The funding cuts forced YouthBuild New Bedford to cancel its Grad Corps program, which provided college tuition assistance to high school graduates who volunteered at local schools, food pantries and service organizations. Members who performed 1,700 hours of community service received a grant of $4, 700.

Temistocles Blessed, 29, community service coordinator and GED instructor at YouthBuild New Bedford, said he is concerned that the loss of the Grad Corps program would have long-term implications for New Bedford, a city already suffering by a high crime rate and unemployment.
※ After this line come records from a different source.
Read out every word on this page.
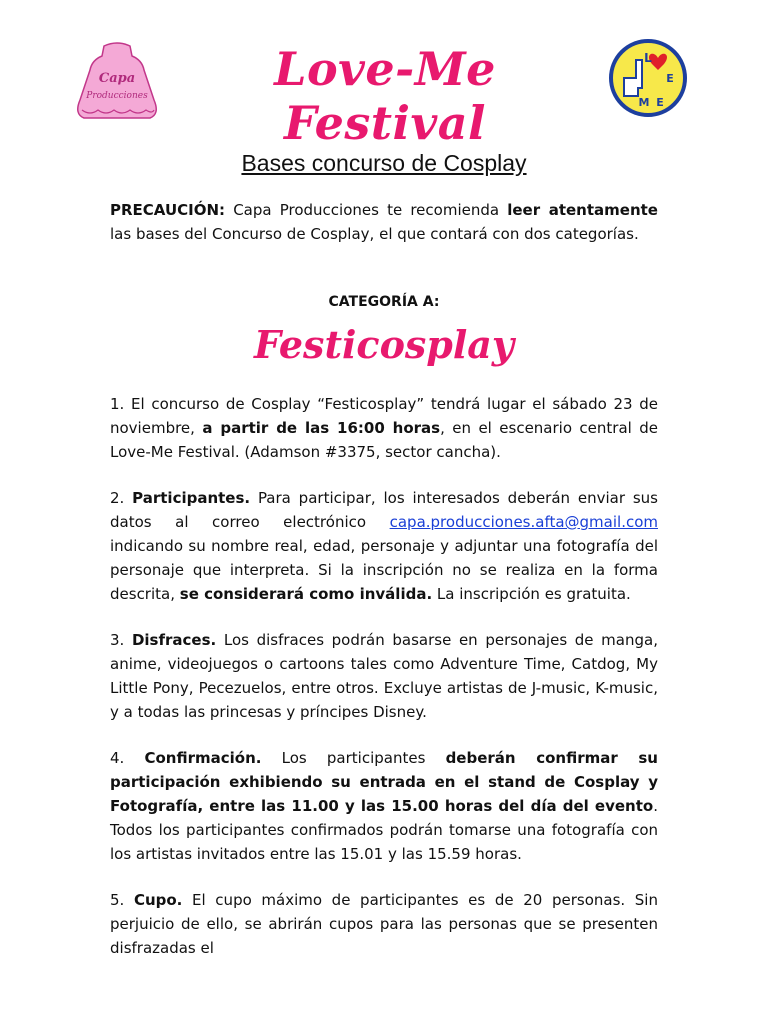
Capa
Producciones	Love-Me Festival
L
E
M E
Bases concurso de Cosplay

PRECAUCIÓN: Capa Producciones te recomienda leer atentamente las bases del Concurso de Cosplay, el que contará con dos categorías.

CATEGORÍA A:
Festicosplay

1. El concurso de Cosplay “Festicosplay” tendrá lugar el sábado 23 de noviembre, a partir de las 16:00 horas, en el escenario central de Love-Me Festival. (Adamson #3375, sector cancha).

2. Participantes. Para participar, los interesados deberán enviar sus datos al correo electrónico capa.producciones.afta@gmail.com indicando su nombre real, edad, personaje y adjuntar una fotografía del personaje que interpreta. Si la inscripción no se realiza en la forma descrita, se considerará como inválida. La inscripción es gratuita.

3. Disfraces. Los disfraces podrán basarse en personajes de manga, anime, videojuegos o cartoons tales como Adventure Time, Catdog, My Little Pony, Pecezuelos, entre otros. Excluye artistas de J-music, K-music, y a todas las princesas y príncipes Disney.

4. Confirmación. Los participantes deberán confirmar su participación exhibiendo su entrada en el stand de Cosplay y Fotografía, entre las 11.00 y las 15.00 horas del día del evento. Todos los participantes confirmados podrán tomarse una fotografía con los artistas invitados entre las 15.01 y las 15.59 horas.

5. Cupo. El cupo máximo de participantes es de 20 personas. Sin perjuicio de ello, se abrirán cupos para las personas que se presenten disfrazadas el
“It’s sad,” he said. “There is more of a sense of hopelessness. We always looked to YouthBuild as light for youth in this community and now it’s gone.”

In July, the Senate approved $100 million in emergency funding for AmeriCorps, but the House failed to vote on the measure before taking its summer recess. Voices for AmeriCorps organizers hope the four-day service testimony will convince Congress and President Bush to provide the money. But Stoneman doesn’t expect that to happen.

“I am not in the least bit confident that our voices will be heard and that change will be made. There has been ample time for Congress to do this,” she said. Still, she said, the rally was a valuable way to “strengthen our own movement. We know it is the right thing to do _ not to go quietly into the night.”

Blessed said he was hopeful YouthBuild and other service programs would survive the budget cuts.

“We are going to continue doing what we are doing,” he said. “We are committed to it regardless of what happens. There are always ups and downs.”